GP pathfinders will be supported by the National Clinical Commissioning Network, the National Leadership Council, and by national primary care bodies, such as the Royal College of GPs’ Centre for Commissioning.

>> See full list of GP pathfinder consortia

In Commissioning, News, Pathfinder Learning Network | Tagged , , ,

5 Responses to More GP consortia join the pathfinder programme

  1. Colin Ride says:

    Dear Mr Landsley
    I am completely opposed to your HS reforms. Currently the NHS is receiving its highest levels of satisfaction. Why not build on this success instead of destroying and risking organisational reforms that may not work. I think you are just being ideological and unltimately want to privatise the NHS

    Colin Ride

  2. Tim Ellis says:

    I welcomes the government’s delay in the Bill and its stated commitment to consult front line health staff, but on behalf of those staff I say the Bill is fundamentally flawed and should be abandoned.

    Cherry Picking to Remain

    The Bill is still flawed as it will still require all health services to be subject to compulsory competitive tendering. This will lead to cherry picking of profitable health services leading to destabilisation and possible closure of remaining NHS services. The policy is also hugely bureaucratic and expensive.

    Wrong Change, Wrong Time

    I also believe that the Bill is fundamentally flawed in seeking to place most commissioning of NHS services into the hands of GP consortia. GP’s don’t want to be commissioners, they want to be GP’s. They do want better design of services with other health staff so care is closer to home (see examples*). The Bill would damage the major moves to this already underway, the NHS and patients doesn’t need nor want another upheaval.

  3. MRS.J.M.BRYANT says:

    in our area the nhs is working well but with all the changes senior staff are leaving as their positions are becoming untenable and are being replaced by semi professional staff who cost less to employ.This is causeing patient concerns.We dont need any more change.Docters are clinitians not accountants.

  4. Adrian Lambourne says:

    I endorse what has already been said.
    GPs are doctors- trained to care for patients. They are not health service managers.
    The examples quoted of “pathfinder” GP s working together with hospital services to improve joined-up care shows that the last Conservative government’s Purchaser-Provider split is only now being brought back together in some places. Privatisation and giving more purchasing power to GPs will only split this up again with competition generating more divisions rahter than savings or improvements.

    Finally, the fact the all these GP practices have signed up as consorita does not mean that they endorse the proposed changes. Just because most passengers and crew of the Titanic climbed into the lifeboats, it did not mean that they approved of the ship sinking.

    • Richard Chandler says:

      I think many people misunderstand some of the specific details of these proposals.
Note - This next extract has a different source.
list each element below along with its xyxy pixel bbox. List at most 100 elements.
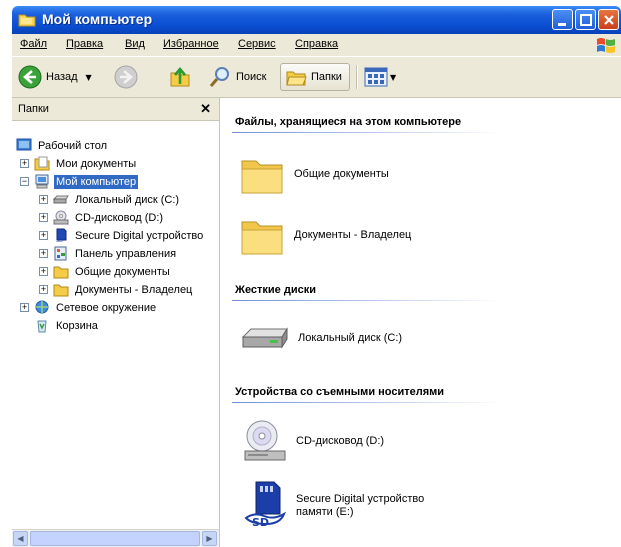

GP’s will not be commissioning in the technical sense of the word. Nor will they be managing finances. Commissioners and accountants will still be employed, they will just be working more closely with GP’s than they were previously. Under the current/former PCT system, thousands of commissioners and accountants were employed across the country. Realistically, this work is not going to be carried out by GP’s, as they have neither the time nor technical expertise to do it. Shropshire PCT has already started recruiting for finance professionals to work within the consortia.

      Also, under the current/old system, GP’s are encouraged to be involved, and regular meetings between GP’s and PCT’s occur to get the input of GP’s into the commissioning of services. All these proposals do is make it far easier for GP’s to partake in this process. As front line health professionals with a first hand experience of community health issues, it is right and necessary for GP’s to inform the decisions of managers and accountants.